By Seth Gonzales
Special to The Texas Catholic
Despite the news of Pope Benedict XVI’s resignation, the Bishop Lynch Catholic High School A Capella Choir is moving forward with plans to give a performance at the Vatican.
In 2010, the group received an invitation to visit and perform from Father Pierre Paul, the choirmaster at St. Peter’s Basilica and leader of the Capella Giulia. This year will mark the 500th anniversary of the Capella Giulia, and the Bishop Lynch A Capella Choir was asked to take part in the festivities.
“The invitation came in early December of 2010 and was enclosed in a Christmas card,” said Kathy Leos, who has been director of the A Capella Choir since 1983. “When I opened it up, I saw the letter from Father Paul inviting us to come to Rome March 7-14 and pretty much ran over to our school office and showed it to Principal Evelyn Grubbs and President Ed Leyden.”

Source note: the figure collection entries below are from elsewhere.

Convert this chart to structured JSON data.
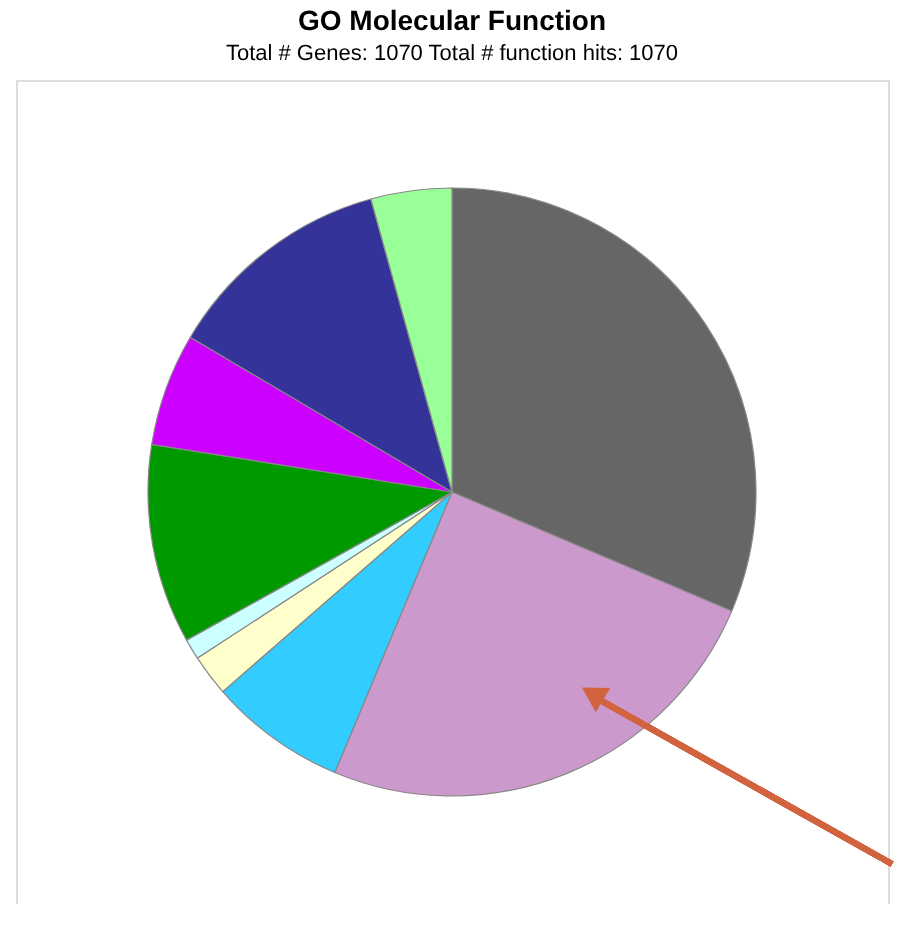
{
  "chart_data": {
    "type": "pie",
    "title": "GO Molecular Function",
    "subtitle": "Total # Genes: 1070    Total # function hits: 1070",
    "categories": [
      null,
      null,
      null,
      null,
      null,
      null,
      null,
      null,
      null
    ],
    "values": [
      31.4,
      24.9,
      7.3,
      2.2,
      1.1,
      10.6,
      6.0,
      12.2,
      4.3
    ],
    "colors": [
      "#666666",
      "#cc99cc",
      "#33ccff",
      "#ffffcc",
      "#ccffff",
      "#009900",
      "#cc00ff",
      "#333399",
      "#99ff99"
    ],
    "legend": false
  }
}
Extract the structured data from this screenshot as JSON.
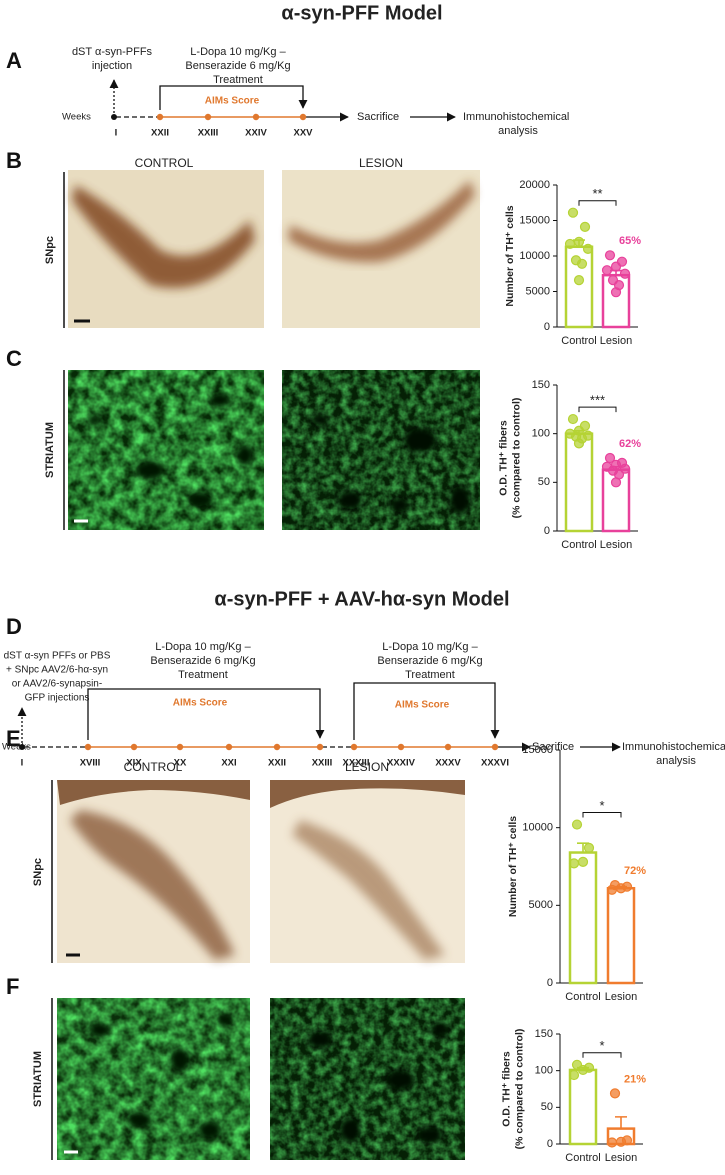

This will be the second time in eight years the choir will give a performance in St. Peter’s Basilica. In 2005, the choir’s audition recording was chosen from among hundreds around the world and earned them the opportunity to perform at the Vatican.
A total of 76 students will make the trip, with an additional number of parents and school staff members joining them. The group has previously performed in venues such as New York’s Lincoln Center, the National Shrine in Washington, D.C. and various other shrines and basilicas throughout Montreal and Quebec.
For this year’s Rome trip, the choir has been raising funds through collective and individual fundraising efforts since early 2010. In addition, musical pieces were exchanged and agreed upon between Leos and Father Paul.
“We’ve had a few extra rehearsals outside school hours,” said Franklin Co, a Bishop Lynch senior and director of the men’s choir. “We’re doing a lot of pieces we’ve done in the past few years. We have a lot of seniors who know the pieces well, but we’re mixing in some new ones, too.”
The timing of Pope Benedict’s resignation means that in all likelihood, a pope will not be present during the choir’s performance at St. Peter’s Basilica. But that hasn’t dampened any spirits. For some, the possibility of visiting Rome during a conclave has them excited about witnessing a momentous period in church history.
“I think with the environment there, everybody is going to be anticipating this change,” said Anne George, a Bishop Lynch junior and the choir’s student director. “It’s a historical moment for the Catholic Church.”
Changes to the group’s itinerary are being anticipated, but they aren’t expected to alter the trip greatly.
“It might affect some of the tourist-y things of our trip, like whether or not we get to see the Sistine Chapel,” said Leos, who has been monitoring the situation from the beginning. “It wouldn’t change our plans much, except for the Wednesday morning papal audience, which we are presuming won’t happen.”
Even still, Leos said the magnitude of the moment is beginning to sink in for her students.
“In terms of taking a group from a Catholic high school to the seat of Catholicism, that’s an amazing experience,” said Leos. “We talk about it in terms of a pilgrimage and a performance. For a lot of kids, it’s a life-changing experience.”